5 Lessons for Business from Non-Profit Young Audiences
5 Lessons for Business from a Non-Profit
by Tom Sullivan, CEO Princeton Partners
As some of you know, I recently had the honor of competing in a dance competition to raise money for the non-profit organization Young Audiences of New Jersey & Eastern Pennsylvania (YA). Dazzle Mad Hot Ballroom, YA’s annual gala, was the most fun I have ever had at a fundraising event – both as an observing supporter and a participant. While I did not win the coveted plastic disco ball trophy, we were all winners as corporate supporters, performing artists, and the four competing dancers raised over $280,000 in support for YA so kids can get access to inspiring arts programming.

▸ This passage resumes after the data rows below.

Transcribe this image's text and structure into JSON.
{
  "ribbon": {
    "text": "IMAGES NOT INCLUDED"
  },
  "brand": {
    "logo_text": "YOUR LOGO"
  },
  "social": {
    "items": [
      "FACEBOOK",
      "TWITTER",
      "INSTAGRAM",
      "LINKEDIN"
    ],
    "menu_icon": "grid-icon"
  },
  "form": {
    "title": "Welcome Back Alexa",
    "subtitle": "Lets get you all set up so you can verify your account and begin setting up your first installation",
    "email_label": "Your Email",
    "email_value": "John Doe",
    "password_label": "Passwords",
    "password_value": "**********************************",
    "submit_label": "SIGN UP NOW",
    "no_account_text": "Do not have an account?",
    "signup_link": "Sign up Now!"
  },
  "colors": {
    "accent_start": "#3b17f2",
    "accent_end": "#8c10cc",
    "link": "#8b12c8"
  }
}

Throughout this process, I have gotten to know YA inside and out and have been thoroughly impressed with this organization. I think businesses, including my own, can learn a lot from YA.
Here are five reasons why I believe YA has had a substantial, growing impact for 45 years:
1. Mission-Obsessed – YA clearly knows how powerful the arts can be when it comes to inspiring and changing the lives of young students. Their staff are more than just subject-matter experts in education and the arts. They immerse themselves in their goals and continue to be fiercely dedicated to their mission because they see the immediate, measurable impact of their work in kids’ lives day after day. Lesson for business – Become obsessed with your mission.
Young Audiences’ mission is to inspire young people and to expand their learning through the arts. Our goal is to foster the creativity of every child, and to encourage productive and caring human beings. Our music, dance, theatre, literary, media, and visual arts programs are culturally diverse, curriculum-based, and measurably effective.
Best of all, these profound arts experiences inspire young people to discover new talents, believe in their abilities, and view themselves—and the world—in a new light.
2. Culture of Passionate Professionalism – The staff at YA are outstanding professionals in their crafts: marketing, development, programming, finance, and administration. They would all be highly successful in any world-class, for-profit organization. But they chose the challenging road of the non-profit world because of their passion to create positive change through the arts. Lesson for business – Be passionately professional.
3. Partnership Approach – YA knows its customers very well. They partner with schools to bring the most relevant and timely arts programming to their kids to have an enduring impact. They also partner with their corporate and individual supporters in creative ways to achieve mutual strategic and philanthropic objectives. Lesson for business – Partner wisely, and partner well.
4. Transparency about Impact – YA is focused on measuring and increasing impact. They share their information eloquently and consistently. Their track record of effectiveness and efficiency is best in class, and they aren’t shy about sharing their impressive progress. Lesson for business – Be proudly transparent about your work.
5. Marketing Wizards – YA’s internal and external marketing communication machine is well oiled and operated. They are master story-tellers who develop inspirational video content and disseminate it effectively through social media. Lean budgets for marketing have forced them to develop and deliver targeted communications and expand their reach and influence. Lesson for business – Know and grow your audience.
Working closely with YA was such an inspiring experience on both a personal and professional level. While these five lessons may not necessarily be “new” ideas for the business world, I find it valuable to look at how these initiatives cluster together, and to consider how business culture can be reformed to mirror the success of this non-profit champion for the arts.